I’d like to say it resulted in the best males rising to the top of the pile, but I guessed it depended on your interpretation.

Kurt used his generally vicious nature to excel at his security detail and that, as well as his connection to my brother, scared off any of my potential suiters. He’d made it quite clear to many that he considered me his property.

Too bad for him that I had other ideas.

He was the main reason I wanted off this rock. And as his gaze fastened on my fake eartag, my stomach clenched.

“Now that you are of mating age,” he ground out, “your brother gave me permission to seek a permit. Imagine my surprise when I went to the office today, and you are not on their official record.”

It was like getting hoofed in the gut. First of all, that my brother would agree to this without consulting me, although I shouldn’t be surprised. But there was a good reason I wasn’t on the official record—because I had lied about attending the local registration office.

“They must have misplaced the records,” I said, striving to keep my voice calm.

He pulled me close, grabbed my eartag, and wrenched it loose. Which he wouldn’t have been able to do, if it were official.

I yanked my arm from his. “What the fu—effing hell—are you doing?”

Kurt waved the eartag at me. “This is a fake. You aren’t registered. You lied to Travis.”

“I refuse to be labeled like livestock,” I snapped back at him.

Kurt grabbed me again, and pulled me along with him. “Well, that is something you have no control over,” he snarled. “I’ve waited long enough to mate you. My patience is at an end.”

“I will never mate you,” I spat.

“See, that’s where you are wrong.” He pulled me into our administration complex. The lights in the offices were still on, although the day staff would have left for home by now.

To my dismay, Travis waited for us—he must have ridden one of the transport shuttles back from the freighter. He looked up as I was hauled in.

People told me he took after his mother, rather than my father. I’d never met her, but I supposed that was true, if his mother had been short and almost as wide as she was tall.

My brother wasn’t hurting for groceries. He’d clearly profited from his association with the Drakes.

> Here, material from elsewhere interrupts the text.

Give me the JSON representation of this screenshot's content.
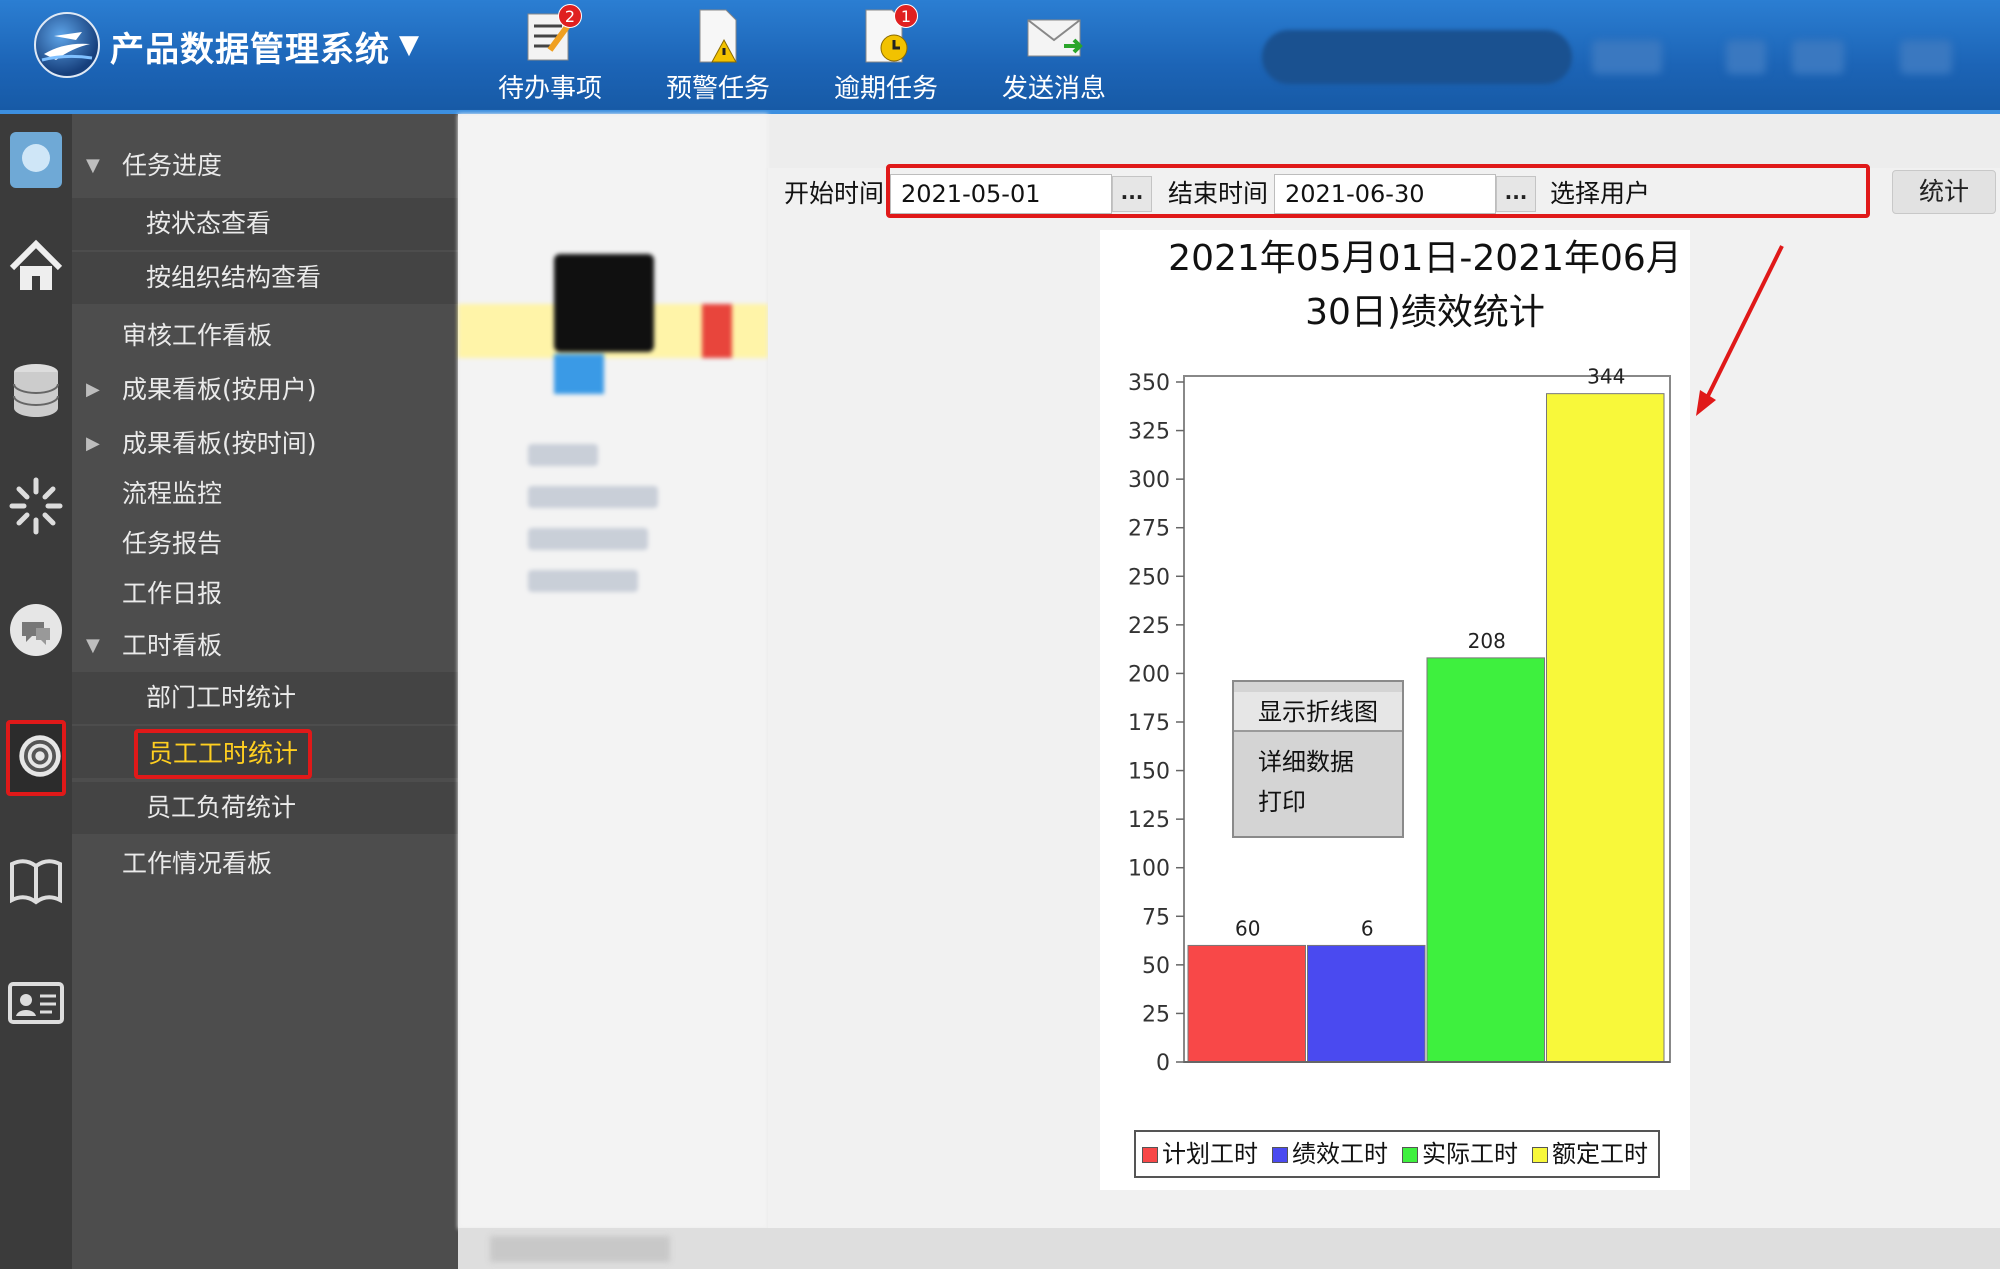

Kurt tossed the eartag onto his desk. “She faked it.”

Kurt was a bully and an ass. But now, my dislike hardened into something far darker.

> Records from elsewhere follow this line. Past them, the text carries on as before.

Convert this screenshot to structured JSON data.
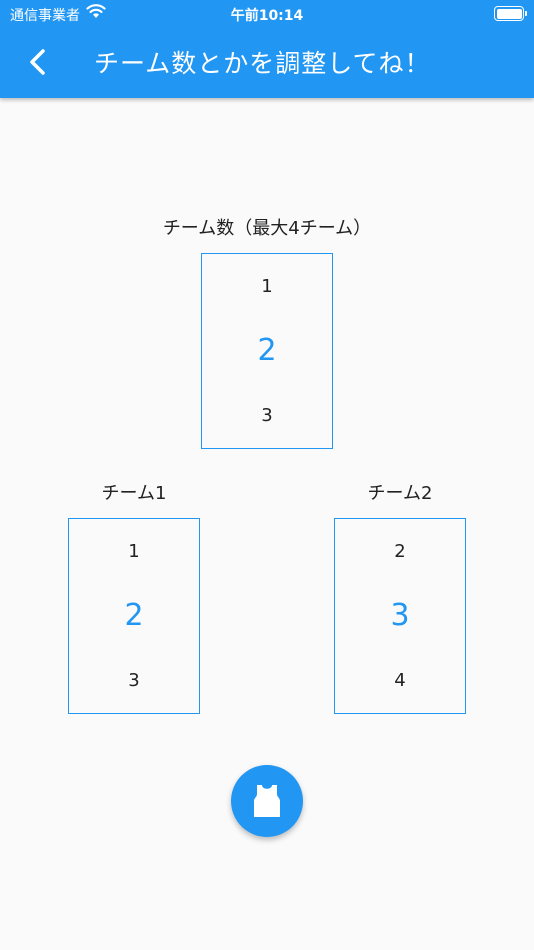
{
  "status_bar": {
    "carrier": "通信事業者",
    "time": "午前10:14"
  },
  "app_bar": {
    "title": "チーム数とかを調整してね！"
  },
  "team_count": {
    "label": "チーム数（最大4チーム）",
    "options": [
      "1",
      "2",
      "3"
    ],
    "selected": "2"
  },
  "team1": {
    "label": "チーム1",
    "options": [
      "1",
      "2",
      "3"
    ],
    "selected": "2"
  },
  "team2": {
    "label": "チーム2",
    "options": [
      "2",
      "3",
      "4"
    ],
    "selected": "3"
  },
  "colors": {
    "primary": "#2196f3",
    "background": "#fafafa"
  },
  "icons": {
    "back": "chevron-left-icon",
    "fab": "jersey-icon"
  }
}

My half-brother stared at the tag with horror. Then he unlocked a drawer on his desk, pinched it between a thumb and forefinger to drop it in, and slammed the drawer shut. The fingers tweaking the lock closed shook as he pocketed the key.

“I am not mating him,” I told Travis.

“I am head of this family, and as such, I tell you who you will mate.” Travis’s horror had turned to fury. “Kurt is the logical match for someone of your status. And we will be lucky to escape a penalty for you registering late—nothing will help us if they find out you tried to deceive them.”

He wasn’t wrong—if the Drakes found out about the fake tag, the penalties could be extreme. Painful public displays might be the least of it.

But I’d hoped to be long gone by then… wishful thinking, as it turned out.

With his expression unusually animated, my half-brother was in full rant. “You are fortunate that Kurt is interested in mating you at all, after such defiance.”

“Kurt just wants to get laid. It’s not like he has a whole lot of choices,” I snarled back.

“There’s the beekeeper’s daughter,” he countered.

My mouth fell open. “She’s twelve .”

His gaze narrowed. “Kurt would have to wait, yes. But she doesn’t give her family the trouble that you give me.”

“Well, she can have him. I have no intention of mating your number two .”

“You will mate who I say. Or you will be out on the street, where the gangs can have you.”